Live (The Little Flames)
Having sat on the cold stone steps of Southampton Guildhall for some 15 minutes while waiting for my mate to turn up, I decided to grab some fliers off of the collection of band hangers-on in order to avoid an embarrassing doctors appointment in the morning.
Some colourful Zutons postcards, a sticker for the band I had just missed and an invitation to a ‘massive dance night’ are all laid out in front of me. However, with no intention of doing anything with these glossy bits of paper, except recycle them of course, my mate turns up I finally entered the Guildhall just in time to catch the second band of the night, Liverpool’s The Little Flames.
Things were choppy in the first track, which was promising indeed with it’s pick and mix of 80s punk, rock and roll and 90s alternative. Eva Petersen’s vocal got an unintentional Siouxie Sioux flavour, thanks to the incredible echo bouncing off of the myriad of flat surfaces the Guildhall had on offer.
The performance wasn’t bad, but it could have been a bit more engaging – it never hurts to make a bit of a connection with the crowd and to do that, you probably need to get a lot closer to them and maybe even make eye contact. It’s not a major problem for this band, as there was still plenty going on, but I’m pretty sure they would have won more people over with a few brief visits to the edge of the stage.

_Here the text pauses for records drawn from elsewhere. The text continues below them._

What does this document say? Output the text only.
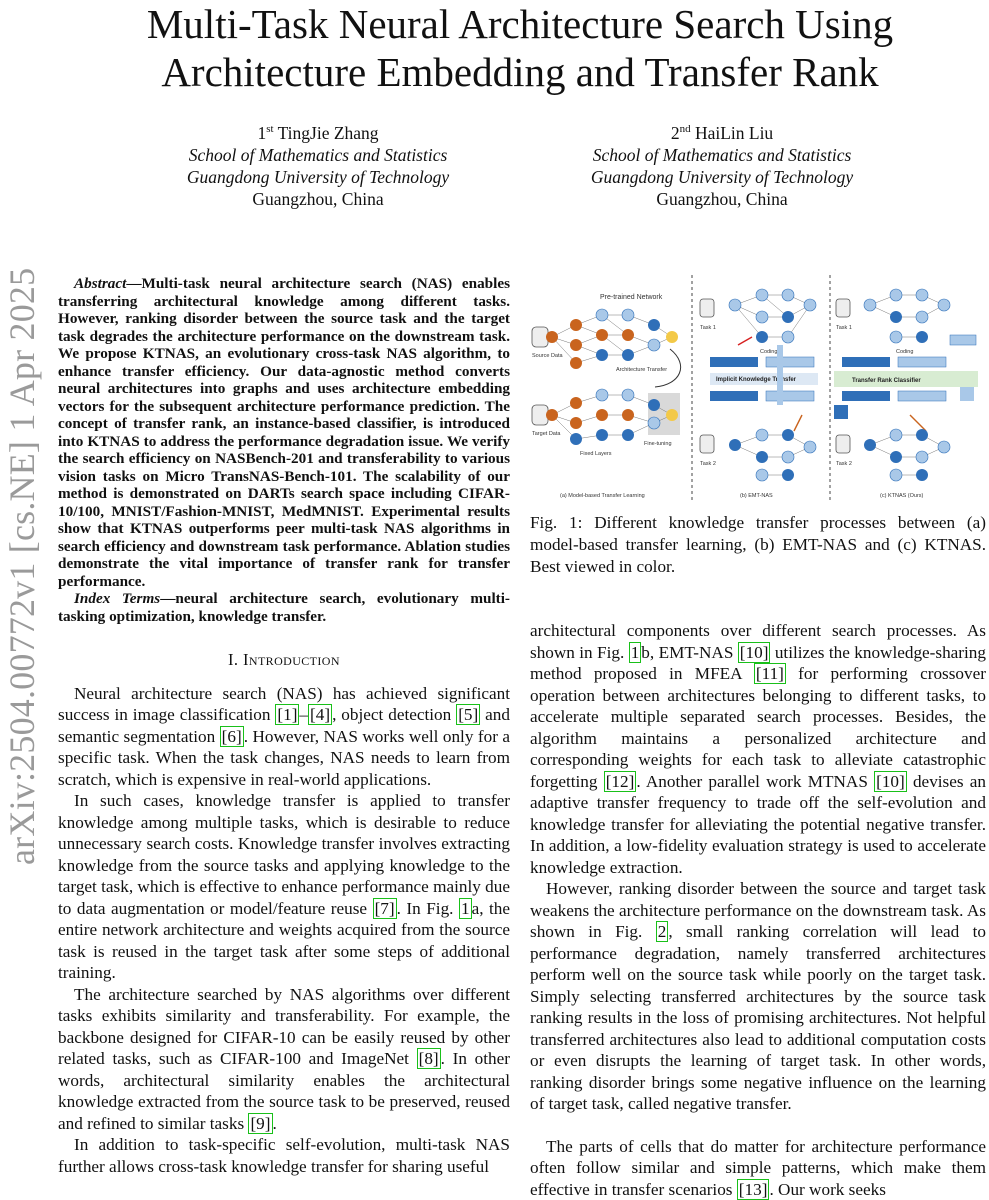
Multi-Task Neural Architecture Search Using
Architecture Embedding and Transfer Rank
1st TingJie Zhang
School of Mathematics and Statistics
Guangdong University of Technology
Guangzhou, China
2nd HaiLin Liu
School of Mathematics and Statistics
Guangdong University of Technology
Guangzhou, China
arXiv:2504.00772v1 [cs.NE] 1 Apr 2025	Abstract—Multi-task neural architecture search (NAS) enables transferring architectural knowledge among different tasks. However, ranking disorder between the source task and the target task degrades the architecture performance on the downstream task. We propose KTNAS, an evolutionary cross-task NAS algorithm, to enhance transfer efficiency. Our data-agnostic method converts neural architectures into graphs and uses architecture embedding vectors for the subsequent architecture performance prediction. The concept of transfer rank, an instance-based classifier, is introduced into KTNAS to address the performance degradation issue. We verify the search efficiency on NASBench-201 and transferability to various vision tasks on Micro TransNAS-Bench-101. The scalability of our method is demonstrated on DARTs search space including CIFAR-10/100, MNIST/Fashion-MNIST, MedMNIST. Experimental results show that KTNAS outperforms peer multi-task NAS algorithms in search efficiency and downstream task performance. Ablation studies demonstrate the vital importance of transfer rank for transfer performance.

Index Terms—neural architecture search, evolutionary multi-tasking optimization, knowledge transfer.

I. Introduction

Neural architecture search (NAS) has achieved significant success in image classification [1] – [4] , object detection [5] and semantic segmentation [6] . However, NAS works well only for a specific task. When the task changes, NAS needs to learn from scratch, which is expensive in real-world applications.

In such cases, knowledge transfer is applied to transfer knowledge among multiple tasks, which is desirable to reduce unnecessary search costs. Knowledge transfer involves extracting knowledge from the source tasks and applying knowledge to the target task, which is effective to enhance performance mainly due to data augmentation or model/feature reuse [7] . In Fig. 1 a, the entire network architecture and weights acquired from the source task is reused in the target task after some steps of additional training.

The architecture searched by NAS algorithms over different tasks exhibits similarity and transferability. For example, the backbone designed for CIFAR-10 can be easily reused by other related tasks, such as CIFAR-100 and ImageNet [8] . In other words, architectural similarity enables the architectural knowledge extracted from the source task to be preserved, reused and refined to similar tasks [9] .

In addition to task-specific self-evolution, multi-task NAS further allows cross-task knowledge transfer for sharing useful

Pre-trained Network
Source Data
Architecture Transfer
Target Data
Fixed Layers
Fine-tuning
(a) Model-based Transfer Learning
Task 1
Coding
Implicit Knowledge Transfer
Task 2
(b) EMT-NAS
Task 1
Coding
Transfer Rank Classifier
Task 2
(c) KTNAS (Ours)
Fig. 1: Different knowledge transfer processes between (a) model-based transfer learning, (b) EMT-NAS and (c) KTNAS. Best viewed in color.

architectural components over different search processes. As shown in Fig. 1 b, EMT-NAS [10] utilizes the knowledge-sharing method proposed in MFEA [11] for performing crossover operation between architectures belonging to different tasks, to accelerate multiple separated search processes. Besides, the algorithm maintains a personalized architecture and corresponding weights for each task to alleviate catastrophic forgetting [12] . Another parallel work MTNAS [10] devises an adaptive transfer frequency to trade off the self-evolution and knowledge transfer for alleviating the potential negative transfer. In addition, a low-fidelity evaluation strategy is used to accelerate knowledge extraction.

However, ranking disorder between the source and target task weakens the architecture performance on the downstream task. As shown in Fig. 2 , small ranking correlation will lead to performance degradation, namely transferred architectures perform well on the source task while poorly on the target task. Simply selecting transferred architectures by the source task ranking results in the loss of promising architectures. Not helpful transferred architectures also lead to additional computation costs or even disrupts the learning of target task. In other words, ranking disorder brings some negative influence on the learning of target task, called negative transfer.

The parts of cells that do matter for architecture performance often follow similar and simple patterns, which make them effective in transfer scenarios [13] . Our work seeks
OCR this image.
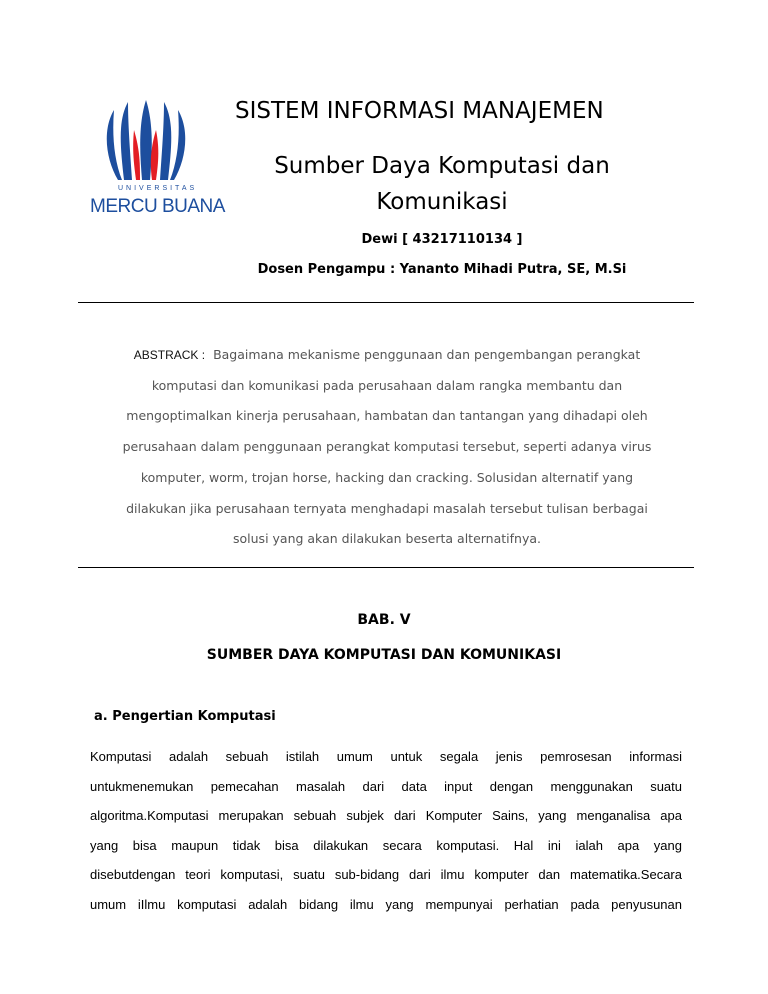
UNIVERSITAS
MERCU BUANA
SISTEM INFORMASI MANAJEMEN
Sumber Daya Komputasi dan
Komunikasi
Dewi [ 43217110134 ]
Dosen Pengampu : Yananto Mihadi Putra, SE, M.Si
ABSTRACK : Bagaimana mekanisme penggunaan dan pengembangan perangkat
komputasi dan komunikasi pada perusahaan dalam rangka membantu dan
mengoptimalkan kinerja perusahaan, hambatan dan tantangan yang dihadapi oleh
perusahaan dalam penggunaan perangkat komputasi tersebut, seperti adanya virus
komputer, worm, trojan horse, hacking dan cracking. Solusidan alternatif yang
dilakukan jika perusahaan ternyata menghadapi masalah tersebut tulisan berbagai
solusi yang akan dilakukan beserta alternatifnya.
BAB. V
SUMBER DAYA KOMPUTASI DAN KOMUNIKASI
a. Pengertian Komputasi
Komputasi adalah sebuah istilah umum untuk segala jenis pemrosesan informasi
untukmenemukan pemecahan masalah dari data input dengan menggunakan suatu
algoritma.Komputasi merupakan sebuah subjek dari Komputer Sains, yang menganalisa apa
yang bisa maupun tidak bisa dilakukan secara komputasi. Hal ini ialah apa yang
disebutdengan teori komputasi, suatu sub-bidang dari ilmu komputer dan matematika.Secara
umum iIlmu komputasi adalah bidang ilmu yang mempunyai perhatian pada penyusunan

The up tempo tracks were really working out well, but the corker of the night was ‘Put Your Dukes Up John’, which, unlike the rest of the set, utilised all the backing vocals that The Little Flames had to offer – and they sung their big hearts out.
The Zutons appeared in a dramatic curtain raising moment and worked the crowd from start to finish (‘Why Don’t You Give Me Your Love’ to ‘Confusion’) with a mobile performance and a series of cracking songs. The new material takes a slightly heavier path than their first album, but the jazzy indie-pop is still at the heart of their sound.
The big sing-along moment came with ‘You Will, You Won’t’, which was slightly interrupted for me by the strange ‘masturbation-dance’ being performed by the chap in front of me, who was so caught up in the music he didn’t quite realise what it looked like he was doing, but this didn’t detract from distinct and energetic climax of the show.
The Zutons seem to be doing very well while remaining arguably underplayed on radio stations and music television alike (in fact, I’d only ever seen their most recent video on Saturday morning television before this show.)
I left the venue with an inherent sense of optimism. Music can be daring without being self-indulgent, harmonious and intellectual without being boring.